In Brasile migliaia di persone sprofondano nel tunnel della fame. Secondo una recente ricerca della Fondazione Getulio Vargas, il numero di brasiliani che vivono sotto la soglia della povertà è triplicato negli ultimi due anni.
José Graziano, ex segretario Generale della Fao, così puntualizza: «La fame di oggi non è come quella del passato. C’è cibo in abbondanza, addirittura lo si getta. Eppure in tanti, in Brasile, fanno fatica a mettere insieme il pranzo con la cena».
La carne è sparita dalla tavola perché troppo cara.
Questo Brasile, sul cui territorio abitano 220 milioni di persone, è così esteso e ricco di risorse che potrebbe dar da mangiare a un miliardo di persone.
Uno studio recente dell’Ente brasiliano di ricerca agro-zootecnica (Embrapa) ha mostrato che nel 2020 il Brasile ha prodotto il 50% dell’offerta mondiale di soia e ha raggiunto la posizione di secondo esportatore di granoturco.
Il Paese ha la più grande mandria di bovini al mondo ed è il più grande esportatore di carne, e si è anche affermato come il più grande produttore di zucchero e caffè.
Ma dove va tutta questa ricchezza?
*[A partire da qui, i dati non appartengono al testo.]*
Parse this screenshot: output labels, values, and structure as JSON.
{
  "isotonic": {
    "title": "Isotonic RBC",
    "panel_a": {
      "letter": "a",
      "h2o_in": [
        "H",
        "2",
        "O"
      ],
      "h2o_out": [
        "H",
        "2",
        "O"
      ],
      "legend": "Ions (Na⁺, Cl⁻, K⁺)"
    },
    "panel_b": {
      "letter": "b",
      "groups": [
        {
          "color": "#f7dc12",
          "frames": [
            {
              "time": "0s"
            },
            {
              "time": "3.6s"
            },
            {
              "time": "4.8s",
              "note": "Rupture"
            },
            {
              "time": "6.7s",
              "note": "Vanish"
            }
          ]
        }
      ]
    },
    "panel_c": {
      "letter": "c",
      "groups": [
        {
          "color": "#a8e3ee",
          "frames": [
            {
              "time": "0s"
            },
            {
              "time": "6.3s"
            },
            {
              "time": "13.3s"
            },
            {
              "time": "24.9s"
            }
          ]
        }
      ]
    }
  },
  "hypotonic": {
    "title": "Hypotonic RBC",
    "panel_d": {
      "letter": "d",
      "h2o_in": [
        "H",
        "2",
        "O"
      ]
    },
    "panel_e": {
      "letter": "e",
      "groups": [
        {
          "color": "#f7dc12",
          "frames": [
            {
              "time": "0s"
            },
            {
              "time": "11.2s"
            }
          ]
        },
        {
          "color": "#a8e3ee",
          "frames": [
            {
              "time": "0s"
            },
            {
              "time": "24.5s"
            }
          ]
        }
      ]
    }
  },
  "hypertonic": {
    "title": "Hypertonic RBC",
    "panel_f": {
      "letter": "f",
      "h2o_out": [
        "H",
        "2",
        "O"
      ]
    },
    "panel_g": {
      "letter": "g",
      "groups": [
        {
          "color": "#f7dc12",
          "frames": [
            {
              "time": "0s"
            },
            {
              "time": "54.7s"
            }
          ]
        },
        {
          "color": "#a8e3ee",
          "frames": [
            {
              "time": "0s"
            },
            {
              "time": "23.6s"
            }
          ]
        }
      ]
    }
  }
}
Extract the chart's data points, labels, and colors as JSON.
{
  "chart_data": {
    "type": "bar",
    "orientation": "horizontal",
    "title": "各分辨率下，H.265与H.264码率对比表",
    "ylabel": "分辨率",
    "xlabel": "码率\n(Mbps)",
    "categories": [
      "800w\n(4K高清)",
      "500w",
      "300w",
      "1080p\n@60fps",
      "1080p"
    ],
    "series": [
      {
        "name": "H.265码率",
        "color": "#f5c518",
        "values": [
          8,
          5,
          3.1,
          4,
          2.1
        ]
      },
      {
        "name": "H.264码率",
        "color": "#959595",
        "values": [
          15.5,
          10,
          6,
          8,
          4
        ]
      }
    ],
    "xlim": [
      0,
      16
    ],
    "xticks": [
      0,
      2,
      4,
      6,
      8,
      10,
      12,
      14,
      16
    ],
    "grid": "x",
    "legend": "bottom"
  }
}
Da quando è iniziata la pandemia di Coronavirus, un anno e mezzo fa, il potere di acquisto di molte famiglie brasiliane è crollato.
Non si trova lavoro, piccole e medie imprese chiudono i battenti, le porte di molti negozi popolari rimangono chiuse.
Il riso, i fagioli e la carne, che sono gli alimenti base del piatto brasiliano, sono diventati beni preziosi; il loro prezzo è schizzato alle stelle con aumenti anche del 60 e 70%.
Per cui una moltitudine di 50 milioni di brasiliani sopravvive in situazioni disagiate, e circa 20 milioni si dibatte tra i morsi di una estrema povertà, anche rovistano tra i rifiuti.